All of that was just a sideshow to the main event, which was Indiana finishing with a 14-4 Big Ten record, one game ahead of Ohio State and Michigan State, for its first outright title since 1993. Its 26-5 overall record positions it for a No. 1 NCAA tourney seed no matter what happens in this week's Big Ten tourney in Chicago.

For Glass, that No. 1 seed is a no brainer.

“We took care of a lot of business,” Glass said. “We're the best team in the best conference.”

Some project as many as seven teams have a shot at the four No. 1 seeds. Crean has no doubt where his Hoosiers belong.

“I think you win this league and it's the best league in the country, yes, I would say so,” he said about earning a No. 1 seed.” You win this league, you get that honor. You win this league outright and everything that has gone on in the league this season, I do.”

Crean even made a No. 1 pitch for Michigan, which is 25-6 overall and 12-6 in the Big Ten. In other words, it's ranked No. 7 nationally, but will be a No. 5 seed in the Big Ten tourney.

“I don't think (Michigan) is far from it,” he said.

As far as Sunday's win, here's a condensed version: In a back-and-forth game (14 lead changes, three ties) Indiana trailed 71-66 with 52 seconds left. It had given up five straight points from a 66-66 tie thanks to three straight botched offensive possessions. The Wolverines, 17-0 at Crisler Arena this season and 32-1 at home over the past two seasons, were poised to close out the victory and earn a share of the Big Ten championship.

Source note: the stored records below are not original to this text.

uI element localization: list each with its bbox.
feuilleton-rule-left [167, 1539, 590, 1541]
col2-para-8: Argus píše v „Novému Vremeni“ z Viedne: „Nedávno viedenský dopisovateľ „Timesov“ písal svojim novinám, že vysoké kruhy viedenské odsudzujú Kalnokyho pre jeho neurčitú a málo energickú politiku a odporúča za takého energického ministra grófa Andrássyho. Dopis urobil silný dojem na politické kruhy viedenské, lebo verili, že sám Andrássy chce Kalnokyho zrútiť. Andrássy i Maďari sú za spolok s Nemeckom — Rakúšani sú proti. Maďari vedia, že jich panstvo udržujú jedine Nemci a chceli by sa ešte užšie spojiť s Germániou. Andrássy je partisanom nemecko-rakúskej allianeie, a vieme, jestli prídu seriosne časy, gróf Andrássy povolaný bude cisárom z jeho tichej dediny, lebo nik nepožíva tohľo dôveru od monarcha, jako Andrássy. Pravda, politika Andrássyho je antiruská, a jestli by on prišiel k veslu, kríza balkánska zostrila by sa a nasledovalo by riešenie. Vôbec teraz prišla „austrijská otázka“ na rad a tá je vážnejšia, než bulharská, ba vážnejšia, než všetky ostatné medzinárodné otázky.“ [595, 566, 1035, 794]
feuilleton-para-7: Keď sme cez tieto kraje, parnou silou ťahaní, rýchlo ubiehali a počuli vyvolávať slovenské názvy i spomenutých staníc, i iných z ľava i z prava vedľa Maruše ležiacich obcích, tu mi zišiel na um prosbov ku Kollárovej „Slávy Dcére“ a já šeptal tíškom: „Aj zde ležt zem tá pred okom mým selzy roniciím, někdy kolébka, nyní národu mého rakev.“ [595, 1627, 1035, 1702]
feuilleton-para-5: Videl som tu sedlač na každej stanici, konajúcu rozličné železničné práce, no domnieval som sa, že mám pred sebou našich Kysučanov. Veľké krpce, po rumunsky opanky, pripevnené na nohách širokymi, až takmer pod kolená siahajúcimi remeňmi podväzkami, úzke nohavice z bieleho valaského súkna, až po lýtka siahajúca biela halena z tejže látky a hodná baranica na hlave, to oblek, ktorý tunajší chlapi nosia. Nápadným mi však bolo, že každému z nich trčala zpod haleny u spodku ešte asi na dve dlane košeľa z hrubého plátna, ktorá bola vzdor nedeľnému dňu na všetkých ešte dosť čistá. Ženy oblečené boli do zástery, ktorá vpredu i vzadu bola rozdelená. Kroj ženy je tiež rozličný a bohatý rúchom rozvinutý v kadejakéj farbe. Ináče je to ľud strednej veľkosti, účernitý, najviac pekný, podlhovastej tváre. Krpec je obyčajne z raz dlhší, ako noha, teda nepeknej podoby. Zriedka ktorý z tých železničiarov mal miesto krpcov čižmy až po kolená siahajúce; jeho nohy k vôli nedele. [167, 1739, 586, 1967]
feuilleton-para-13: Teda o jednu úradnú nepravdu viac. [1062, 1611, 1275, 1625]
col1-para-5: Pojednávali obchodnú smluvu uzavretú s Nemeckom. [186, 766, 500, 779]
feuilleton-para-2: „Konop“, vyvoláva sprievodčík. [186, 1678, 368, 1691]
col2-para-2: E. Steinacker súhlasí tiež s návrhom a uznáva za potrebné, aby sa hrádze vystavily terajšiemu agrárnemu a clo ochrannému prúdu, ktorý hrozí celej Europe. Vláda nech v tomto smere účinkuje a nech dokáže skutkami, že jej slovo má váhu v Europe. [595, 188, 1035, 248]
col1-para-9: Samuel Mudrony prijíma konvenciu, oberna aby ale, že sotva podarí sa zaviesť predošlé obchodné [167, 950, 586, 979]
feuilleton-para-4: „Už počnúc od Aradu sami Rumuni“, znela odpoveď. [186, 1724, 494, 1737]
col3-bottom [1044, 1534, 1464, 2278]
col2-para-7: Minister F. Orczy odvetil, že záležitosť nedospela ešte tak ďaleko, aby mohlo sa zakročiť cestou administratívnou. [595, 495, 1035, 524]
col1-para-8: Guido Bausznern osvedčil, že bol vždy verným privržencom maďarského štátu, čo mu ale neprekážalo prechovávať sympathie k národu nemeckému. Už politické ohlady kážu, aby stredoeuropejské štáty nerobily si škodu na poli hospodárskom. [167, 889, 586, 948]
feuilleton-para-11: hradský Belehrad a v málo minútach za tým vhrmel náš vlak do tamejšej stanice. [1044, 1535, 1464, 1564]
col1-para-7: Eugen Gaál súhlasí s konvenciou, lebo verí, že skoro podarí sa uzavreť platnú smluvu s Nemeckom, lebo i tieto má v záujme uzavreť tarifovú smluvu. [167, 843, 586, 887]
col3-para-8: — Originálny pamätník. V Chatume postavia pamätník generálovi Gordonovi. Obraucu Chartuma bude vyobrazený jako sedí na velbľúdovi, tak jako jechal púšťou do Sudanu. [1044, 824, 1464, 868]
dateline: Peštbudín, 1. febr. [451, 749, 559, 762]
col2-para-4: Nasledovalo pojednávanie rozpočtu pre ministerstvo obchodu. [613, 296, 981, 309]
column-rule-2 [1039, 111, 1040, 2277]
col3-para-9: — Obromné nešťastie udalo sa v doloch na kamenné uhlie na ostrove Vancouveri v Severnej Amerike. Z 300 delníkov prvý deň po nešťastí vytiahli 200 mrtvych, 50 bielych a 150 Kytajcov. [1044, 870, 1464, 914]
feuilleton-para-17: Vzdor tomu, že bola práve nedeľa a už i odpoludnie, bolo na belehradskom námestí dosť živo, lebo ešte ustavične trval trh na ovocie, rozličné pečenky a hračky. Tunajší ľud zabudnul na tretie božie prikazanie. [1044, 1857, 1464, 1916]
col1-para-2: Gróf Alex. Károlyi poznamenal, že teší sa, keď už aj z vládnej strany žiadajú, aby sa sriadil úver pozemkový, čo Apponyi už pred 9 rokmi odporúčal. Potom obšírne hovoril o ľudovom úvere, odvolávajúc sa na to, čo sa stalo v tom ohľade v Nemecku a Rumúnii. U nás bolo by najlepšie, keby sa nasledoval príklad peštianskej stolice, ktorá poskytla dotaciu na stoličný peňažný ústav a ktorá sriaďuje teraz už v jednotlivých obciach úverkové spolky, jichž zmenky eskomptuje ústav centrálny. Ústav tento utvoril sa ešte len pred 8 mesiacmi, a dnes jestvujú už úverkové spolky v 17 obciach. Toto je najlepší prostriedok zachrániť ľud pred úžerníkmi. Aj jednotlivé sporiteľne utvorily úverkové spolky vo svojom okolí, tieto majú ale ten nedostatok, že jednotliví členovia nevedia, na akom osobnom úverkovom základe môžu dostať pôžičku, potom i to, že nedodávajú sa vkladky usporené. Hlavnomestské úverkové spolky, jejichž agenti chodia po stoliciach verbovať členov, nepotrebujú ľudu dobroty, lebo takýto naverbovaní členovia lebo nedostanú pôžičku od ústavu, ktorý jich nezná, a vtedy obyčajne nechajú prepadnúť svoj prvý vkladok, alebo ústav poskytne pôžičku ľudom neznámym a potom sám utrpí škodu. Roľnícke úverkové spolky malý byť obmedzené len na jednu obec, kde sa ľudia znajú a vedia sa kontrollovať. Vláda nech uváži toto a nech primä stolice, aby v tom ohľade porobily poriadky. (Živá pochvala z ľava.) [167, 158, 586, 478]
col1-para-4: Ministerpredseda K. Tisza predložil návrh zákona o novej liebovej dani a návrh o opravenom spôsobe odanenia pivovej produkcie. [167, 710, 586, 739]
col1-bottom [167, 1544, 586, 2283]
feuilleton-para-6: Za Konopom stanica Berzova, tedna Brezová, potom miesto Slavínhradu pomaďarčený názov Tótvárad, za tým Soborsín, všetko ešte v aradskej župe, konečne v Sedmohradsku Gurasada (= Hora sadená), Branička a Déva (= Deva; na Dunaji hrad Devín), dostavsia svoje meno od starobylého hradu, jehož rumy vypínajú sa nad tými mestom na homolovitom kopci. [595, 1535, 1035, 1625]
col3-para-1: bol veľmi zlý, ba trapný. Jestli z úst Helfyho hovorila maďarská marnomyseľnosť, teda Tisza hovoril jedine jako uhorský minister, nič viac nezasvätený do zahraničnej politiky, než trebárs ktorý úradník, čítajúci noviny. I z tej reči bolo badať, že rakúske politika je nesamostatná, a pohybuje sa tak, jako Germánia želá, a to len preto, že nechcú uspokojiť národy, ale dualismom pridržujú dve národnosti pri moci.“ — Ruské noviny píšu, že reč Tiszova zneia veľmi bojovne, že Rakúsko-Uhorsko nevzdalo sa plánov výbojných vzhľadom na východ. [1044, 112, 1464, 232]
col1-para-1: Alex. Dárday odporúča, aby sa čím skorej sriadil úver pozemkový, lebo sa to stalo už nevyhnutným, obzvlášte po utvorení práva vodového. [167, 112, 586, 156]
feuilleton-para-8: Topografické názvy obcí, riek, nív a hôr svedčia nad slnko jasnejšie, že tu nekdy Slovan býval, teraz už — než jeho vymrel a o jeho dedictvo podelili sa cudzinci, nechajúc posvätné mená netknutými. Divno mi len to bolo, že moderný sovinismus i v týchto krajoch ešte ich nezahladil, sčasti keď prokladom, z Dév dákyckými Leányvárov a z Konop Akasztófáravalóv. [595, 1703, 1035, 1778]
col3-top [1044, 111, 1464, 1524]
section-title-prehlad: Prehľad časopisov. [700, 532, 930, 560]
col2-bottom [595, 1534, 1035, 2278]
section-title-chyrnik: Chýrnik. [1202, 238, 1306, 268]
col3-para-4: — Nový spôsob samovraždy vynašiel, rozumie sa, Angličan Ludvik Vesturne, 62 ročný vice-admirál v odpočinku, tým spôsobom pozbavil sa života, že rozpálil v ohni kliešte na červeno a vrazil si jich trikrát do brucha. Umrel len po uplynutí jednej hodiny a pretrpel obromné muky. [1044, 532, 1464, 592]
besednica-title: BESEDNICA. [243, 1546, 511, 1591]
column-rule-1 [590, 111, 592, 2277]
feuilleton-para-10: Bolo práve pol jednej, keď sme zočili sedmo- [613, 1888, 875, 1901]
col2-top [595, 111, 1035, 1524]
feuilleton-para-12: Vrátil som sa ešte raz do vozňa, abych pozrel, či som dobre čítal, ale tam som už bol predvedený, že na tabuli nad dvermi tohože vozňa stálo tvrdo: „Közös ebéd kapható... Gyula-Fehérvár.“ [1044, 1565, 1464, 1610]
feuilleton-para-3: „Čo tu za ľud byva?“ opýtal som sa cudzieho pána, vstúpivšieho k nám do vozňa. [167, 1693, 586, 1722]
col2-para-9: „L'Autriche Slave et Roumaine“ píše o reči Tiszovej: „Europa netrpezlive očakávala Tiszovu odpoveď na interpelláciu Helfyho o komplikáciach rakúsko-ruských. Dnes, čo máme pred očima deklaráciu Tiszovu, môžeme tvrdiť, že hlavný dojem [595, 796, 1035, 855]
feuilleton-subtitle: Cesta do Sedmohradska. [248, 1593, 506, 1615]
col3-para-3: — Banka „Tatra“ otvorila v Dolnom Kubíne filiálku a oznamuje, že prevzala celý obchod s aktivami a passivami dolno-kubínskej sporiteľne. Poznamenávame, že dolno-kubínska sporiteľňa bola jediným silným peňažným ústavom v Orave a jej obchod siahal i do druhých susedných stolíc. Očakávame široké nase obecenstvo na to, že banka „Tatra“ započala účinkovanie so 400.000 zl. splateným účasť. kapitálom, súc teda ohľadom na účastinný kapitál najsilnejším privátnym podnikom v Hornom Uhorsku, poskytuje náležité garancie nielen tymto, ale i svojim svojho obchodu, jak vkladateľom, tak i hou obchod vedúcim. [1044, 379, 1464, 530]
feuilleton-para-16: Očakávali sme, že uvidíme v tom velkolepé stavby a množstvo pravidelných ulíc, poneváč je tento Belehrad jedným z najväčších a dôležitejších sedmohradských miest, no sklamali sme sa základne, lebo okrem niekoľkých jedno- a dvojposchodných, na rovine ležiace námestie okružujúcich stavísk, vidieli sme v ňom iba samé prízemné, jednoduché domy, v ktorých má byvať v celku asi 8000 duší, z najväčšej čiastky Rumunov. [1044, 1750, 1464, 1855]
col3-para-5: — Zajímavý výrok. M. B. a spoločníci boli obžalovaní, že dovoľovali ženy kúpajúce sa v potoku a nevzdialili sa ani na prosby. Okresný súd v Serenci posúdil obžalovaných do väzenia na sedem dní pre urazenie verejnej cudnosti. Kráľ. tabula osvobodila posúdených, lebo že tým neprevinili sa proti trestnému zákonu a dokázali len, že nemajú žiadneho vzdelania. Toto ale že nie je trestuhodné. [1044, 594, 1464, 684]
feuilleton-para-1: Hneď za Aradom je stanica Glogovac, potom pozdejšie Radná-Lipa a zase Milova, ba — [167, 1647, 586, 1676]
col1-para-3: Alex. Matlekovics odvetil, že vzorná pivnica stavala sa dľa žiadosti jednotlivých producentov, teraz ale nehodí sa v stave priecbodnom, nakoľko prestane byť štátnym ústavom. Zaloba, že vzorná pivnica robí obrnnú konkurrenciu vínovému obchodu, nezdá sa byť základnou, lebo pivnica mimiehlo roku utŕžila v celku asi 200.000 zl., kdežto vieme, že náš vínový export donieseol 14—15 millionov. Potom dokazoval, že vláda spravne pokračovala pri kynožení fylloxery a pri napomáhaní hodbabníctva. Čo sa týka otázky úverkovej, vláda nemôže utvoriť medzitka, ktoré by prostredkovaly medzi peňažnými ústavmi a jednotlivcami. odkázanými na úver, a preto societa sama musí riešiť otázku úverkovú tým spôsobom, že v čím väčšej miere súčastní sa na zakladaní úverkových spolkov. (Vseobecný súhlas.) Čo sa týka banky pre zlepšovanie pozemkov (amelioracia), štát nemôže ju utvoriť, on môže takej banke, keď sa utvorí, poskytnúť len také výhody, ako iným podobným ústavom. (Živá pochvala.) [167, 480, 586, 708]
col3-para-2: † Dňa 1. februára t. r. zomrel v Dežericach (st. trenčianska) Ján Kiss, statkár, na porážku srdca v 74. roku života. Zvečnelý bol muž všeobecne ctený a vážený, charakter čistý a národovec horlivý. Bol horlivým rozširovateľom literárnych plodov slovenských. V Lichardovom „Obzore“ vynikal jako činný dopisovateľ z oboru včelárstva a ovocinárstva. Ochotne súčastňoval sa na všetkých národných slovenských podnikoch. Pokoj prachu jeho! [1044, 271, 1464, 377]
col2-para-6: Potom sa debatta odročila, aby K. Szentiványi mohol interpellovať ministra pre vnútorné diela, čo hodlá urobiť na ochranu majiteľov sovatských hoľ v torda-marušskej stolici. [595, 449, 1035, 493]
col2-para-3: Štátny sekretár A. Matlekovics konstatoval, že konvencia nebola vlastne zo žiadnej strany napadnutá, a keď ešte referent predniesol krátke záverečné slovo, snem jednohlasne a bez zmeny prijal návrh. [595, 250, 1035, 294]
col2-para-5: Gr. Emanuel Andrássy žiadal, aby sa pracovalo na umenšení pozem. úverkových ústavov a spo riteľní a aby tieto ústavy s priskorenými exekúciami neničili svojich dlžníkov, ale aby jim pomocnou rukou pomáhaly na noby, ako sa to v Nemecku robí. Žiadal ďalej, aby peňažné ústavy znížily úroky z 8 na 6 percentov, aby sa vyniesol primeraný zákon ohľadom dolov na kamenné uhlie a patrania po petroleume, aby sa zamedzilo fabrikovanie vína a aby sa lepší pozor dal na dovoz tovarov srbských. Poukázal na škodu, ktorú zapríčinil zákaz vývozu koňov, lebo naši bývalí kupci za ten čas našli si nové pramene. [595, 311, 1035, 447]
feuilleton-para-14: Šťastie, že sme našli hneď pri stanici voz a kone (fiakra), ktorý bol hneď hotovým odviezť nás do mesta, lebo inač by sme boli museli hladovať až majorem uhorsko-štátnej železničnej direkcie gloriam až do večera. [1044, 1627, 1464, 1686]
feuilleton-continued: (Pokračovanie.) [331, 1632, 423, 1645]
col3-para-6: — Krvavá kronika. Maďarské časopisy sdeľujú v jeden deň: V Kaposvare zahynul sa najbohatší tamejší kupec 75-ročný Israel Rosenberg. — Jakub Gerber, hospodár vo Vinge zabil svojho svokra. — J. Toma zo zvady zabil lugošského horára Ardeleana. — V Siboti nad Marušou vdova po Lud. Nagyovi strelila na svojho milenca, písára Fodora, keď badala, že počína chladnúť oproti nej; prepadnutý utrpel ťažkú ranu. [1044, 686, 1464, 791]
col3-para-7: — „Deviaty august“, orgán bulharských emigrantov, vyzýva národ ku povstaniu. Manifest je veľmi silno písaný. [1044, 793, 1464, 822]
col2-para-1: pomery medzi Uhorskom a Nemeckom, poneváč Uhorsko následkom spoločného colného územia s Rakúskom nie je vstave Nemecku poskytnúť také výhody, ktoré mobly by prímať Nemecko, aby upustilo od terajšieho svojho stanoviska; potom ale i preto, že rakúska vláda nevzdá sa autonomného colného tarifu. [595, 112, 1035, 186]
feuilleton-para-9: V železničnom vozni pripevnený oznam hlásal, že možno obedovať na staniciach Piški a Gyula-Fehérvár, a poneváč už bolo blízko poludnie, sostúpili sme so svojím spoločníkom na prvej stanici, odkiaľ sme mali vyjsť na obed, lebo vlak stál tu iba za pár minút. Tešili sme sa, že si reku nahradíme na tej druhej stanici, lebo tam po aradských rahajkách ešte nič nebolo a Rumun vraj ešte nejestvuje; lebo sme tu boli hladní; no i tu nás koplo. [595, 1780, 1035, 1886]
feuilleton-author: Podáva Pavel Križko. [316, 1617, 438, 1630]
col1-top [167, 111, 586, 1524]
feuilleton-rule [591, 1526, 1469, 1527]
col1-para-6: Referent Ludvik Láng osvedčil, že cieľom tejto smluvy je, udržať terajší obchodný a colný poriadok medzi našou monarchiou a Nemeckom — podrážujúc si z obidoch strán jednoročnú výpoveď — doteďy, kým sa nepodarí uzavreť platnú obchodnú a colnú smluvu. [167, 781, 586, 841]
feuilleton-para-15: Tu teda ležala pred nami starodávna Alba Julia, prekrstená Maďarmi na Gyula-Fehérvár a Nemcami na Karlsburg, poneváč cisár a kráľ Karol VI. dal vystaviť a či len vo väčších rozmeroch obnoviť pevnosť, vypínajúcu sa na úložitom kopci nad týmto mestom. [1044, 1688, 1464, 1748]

And then, two things happened:

Michigan blinked.

Indiana capitalized.

The Wolverines' Tim Hardaway and Burke both missed the front end of bonuses. Zeller scored those six straight points, four on field goals, two from the free throw line, in 39 seconds.

And then, with the clock ticking up 10 seconds, Burke drove for an off-balance layup (he got free when Oladipo got caught in a high ball screen) and missed. Teammate Jordan Morgan tipped the miss and the ball bounced four times on the rim, then rolled on it, before falling away.

"It seemed like it was 2 1/2, 3 hours," Oladipo said with a weary smile when asked how long that last shot hung on the rim.

After that, a Hoosier celebration.

For those who question Crean's coaching, if they believe he's strong on recruiting and pregame preparation, but light on in-game adjustments, get a good dose of reality. In the final 52 seconds, with everything on the line, with a hostile crowd at fever pitch doing everything it could to will the Wolverines to victory, the Hoosiers executed flawlessly.

That's good coaching.

And for those who wonder if Crean is tough enough, consider the brief confrontation he had with Michigan assistant coach Jeff Meyer after the game. Meyer is a former IU assistant coach under Kelvin Sampson.

"It's a heated game," Crean said. "It's a heated game."

So suddenly hot again IU gets the winner between Illinois (21-11) and Minnesota (20-11) in Friday's Big Ten tourney quarterfinals. The Hoosiers are 1-1 against Minnesota this season, 0-1 against Illinois.

But that's a topic for another day. For this day, consider this:

When it comes to Indiana and the Big Ten this season, nobody does it better.